The ASSISTment system is based on Intelligent Tutoring System technology that is deployed with an internet-savvy solution and developed based on the Common Tutoring Object Platform (CTOP) (for more technical details on the CTOP and the runtime of the system, see [9][10]). The application is delivered via the web and requires no installation or maintenance. Figure 2 shows that via a web browser, a student typed in her user name and password and was ready to login to the ASSISTment system.

The key feature of ASSISTments is that they provide instructional assistance in the process of assessing students. The hypothesis is that ASSISTments can do a better job of assessing student knowledge limitations than practice tests or other on-line testing approaches by using a “dynamic assessment” approach. In particular, ASSISTments use the amount and nature of the assistance that students receive as a way to judge the extent of student knowledge limitations. Initial first year efforts to test this hypothesis of improved prediction of the ASSISTment’s dynamic assessment approach are discussed below.

Each ASSISTment consists of an original item and a list of scaffolding questions (in the following case, 4 scaffolding questions). An ASSISTment that was built for item 19 of the 2003 MCAS is shown in Figure 3. In particular, Figure 3 shows the state of the interface when the student is almost done with the problem. The first scaffolding question appears only if the student gets the item wrong. We see that the student typed “23” (which happened to be the most common wrong answer for this item from the data collected). After an error, students are not allowed to try the item further, but instead must then answer a sequence of scaffolding questions (or “scaffolds”) presented one at a time[4]. Students work though the scaffolding questions, possibly with hints, until they eventually get the problem correct. If the student presses the hint button while on the first scaffold, the first hint is displayed, which would be the definition of congruence in this example. If the student hits the hint button again, the second hint appears which describes how to apply congruence to this problem. If the student asks for another hint, the answer is given. Once the student gets the first scaffolding question correct (by typing AC), the second scaffolding question appears. Buggy messages will show up if the student types in a wrong answer as expected by the author. Figure 3 shows a buggy message (bordered in red) for the error input “5” on the 4th scaffolding question, as well as 2 hints (bordered in green). Given these features of the ASSISTments, if RQ #1b is correct, then we hypothesize that we should be able to learn a function that will better predict students’ MCAS performance.

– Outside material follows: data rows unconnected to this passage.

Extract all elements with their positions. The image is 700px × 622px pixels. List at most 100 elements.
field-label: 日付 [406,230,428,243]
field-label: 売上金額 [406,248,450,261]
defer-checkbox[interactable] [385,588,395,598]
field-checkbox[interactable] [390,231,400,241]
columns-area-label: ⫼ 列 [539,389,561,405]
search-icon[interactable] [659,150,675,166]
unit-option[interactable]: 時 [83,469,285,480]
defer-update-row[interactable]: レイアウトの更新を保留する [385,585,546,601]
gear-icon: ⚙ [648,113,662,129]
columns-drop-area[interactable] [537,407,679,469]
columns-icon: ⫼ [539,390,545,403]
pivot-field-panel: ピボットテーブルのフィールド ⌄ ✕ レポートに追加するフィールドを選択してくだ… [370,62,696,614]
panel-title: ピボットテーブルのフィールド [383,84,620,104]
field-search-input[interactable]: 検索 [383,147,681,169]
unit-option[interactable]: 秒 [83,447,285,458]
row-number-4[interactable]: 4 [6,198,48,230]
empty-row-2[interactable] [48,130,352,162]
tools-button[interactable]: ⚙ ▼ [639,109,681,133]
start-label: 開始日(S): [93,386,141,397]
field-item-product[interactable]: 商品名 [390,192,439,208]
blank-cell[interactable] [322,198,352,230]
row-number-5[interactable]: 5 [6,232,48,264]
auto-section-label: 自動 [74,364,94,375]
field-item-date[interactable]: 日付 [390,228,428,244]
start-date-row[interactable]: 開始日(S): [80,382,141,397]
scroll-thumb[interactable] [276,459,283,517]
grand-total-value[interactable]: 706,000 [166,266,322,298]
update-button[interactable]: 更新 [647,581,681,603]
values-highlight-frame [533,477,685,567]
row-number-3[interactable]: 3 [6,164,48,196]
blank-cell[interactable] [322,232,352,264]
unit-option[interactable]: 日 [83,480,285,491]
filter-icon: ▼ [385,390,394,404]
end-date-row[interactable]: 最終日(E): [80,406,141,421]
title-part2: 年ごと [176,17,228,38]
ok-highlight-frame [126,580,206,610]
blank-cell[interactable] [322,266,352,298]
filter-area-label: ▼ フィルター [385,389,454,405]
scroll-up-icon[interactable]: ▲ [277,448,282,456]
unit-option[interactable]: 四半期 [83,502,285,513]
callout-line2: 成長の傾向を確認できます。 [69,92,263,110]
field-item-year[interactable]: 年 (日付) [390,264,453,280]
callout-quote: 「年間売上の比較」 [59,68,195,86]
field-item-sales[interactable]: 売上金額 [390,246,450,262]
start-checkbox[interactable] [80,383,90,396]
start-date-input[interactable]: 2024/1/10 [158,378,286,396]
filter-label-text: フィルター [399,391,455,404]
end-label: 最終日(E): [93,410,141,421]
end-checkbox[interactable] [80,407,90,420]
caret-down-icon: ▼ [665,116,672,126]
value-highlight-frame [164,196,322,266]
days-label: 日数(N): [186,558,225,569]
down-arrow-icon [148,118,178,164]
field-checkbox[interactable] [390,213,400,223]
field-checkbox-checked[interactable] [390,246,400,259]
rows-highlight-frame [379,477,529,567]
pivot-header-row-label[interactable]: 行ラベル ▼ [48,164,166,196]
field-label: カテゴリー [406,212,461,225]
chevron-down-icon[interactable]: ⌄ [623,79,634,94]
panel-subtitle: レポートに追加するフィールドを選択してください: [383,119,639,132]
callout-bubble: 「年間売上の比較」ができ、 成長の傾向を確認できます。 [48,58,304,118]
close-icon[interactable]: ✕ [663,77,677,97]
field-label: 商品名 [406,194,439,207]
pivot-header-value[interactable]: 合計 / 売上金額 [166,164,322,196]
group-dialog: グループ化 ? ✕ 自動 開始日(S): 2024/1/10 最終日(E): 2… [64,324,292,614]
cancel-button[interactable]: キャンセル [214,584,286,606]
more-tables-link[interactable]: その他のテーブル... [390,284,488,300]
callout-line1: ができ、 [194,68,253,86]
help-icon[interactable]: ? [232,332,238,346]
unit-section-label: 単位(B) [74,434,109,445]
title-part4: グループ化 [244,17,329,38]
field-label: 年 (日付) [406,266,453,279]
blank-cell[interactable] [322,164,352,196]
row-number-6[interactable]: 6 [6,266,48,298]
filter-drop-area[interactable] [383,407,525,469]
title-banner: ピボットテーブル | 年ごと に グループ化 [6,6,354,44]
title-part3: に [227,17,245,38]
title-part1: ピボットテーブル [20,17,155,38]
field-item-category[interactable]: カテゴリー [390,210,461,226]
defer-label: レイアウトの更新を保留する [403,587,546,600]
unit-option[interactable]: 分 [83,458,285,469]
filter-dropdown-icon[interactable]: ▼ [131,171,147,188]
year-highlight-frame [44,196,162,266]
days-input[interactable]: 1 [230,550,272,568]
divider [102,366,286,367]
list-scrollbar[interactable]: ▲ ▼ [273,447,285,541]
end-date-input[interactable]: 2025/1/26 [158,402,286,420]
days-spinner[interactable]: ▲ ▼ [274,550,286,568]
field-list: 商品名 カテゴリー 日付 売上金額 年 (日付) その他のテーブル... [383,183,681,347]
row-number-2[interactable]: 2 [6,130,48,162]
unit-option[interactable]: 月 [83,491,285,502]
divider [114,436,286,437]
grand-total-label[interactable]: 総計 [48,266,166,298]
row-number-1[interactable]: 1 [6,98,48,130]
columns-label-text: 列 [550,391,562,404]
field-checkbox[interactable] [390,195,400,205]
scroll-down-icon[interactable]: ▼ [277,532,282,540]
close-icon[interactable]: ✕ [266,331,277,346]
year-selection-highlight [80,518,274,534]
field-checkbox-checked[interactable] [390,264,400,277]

The teachers seemed to think highly of the system and, in particular, liked that real MCAS items were used and that students received instructional assistance in the form of scaffolding questions. Teachers also like that they can get online reports on students’ progress from the ASSISTment web site and can even do so while students are using the ASSISTment System in their classrooms. The system has separate reports to answer the following questions about items, students, skills and student actions: Which items are my students finding difficult? Which items are my students doing worse on compared to the state average? Which students are 1) doing the best, 2) spending the most time, 3) asking for the most hints etc.? Which of the approximately 98 skills that we are tracking are students doing the best/worst on? What are the exact actions that a given student took? Database reporting for the ASSISTment Project is covered extensively in [5].

Currently about 1000+ students of 20 teachers from 6 schools in 3 towns are using the system for about one 40-minute class period every two weeks for the 2005-2006 school year.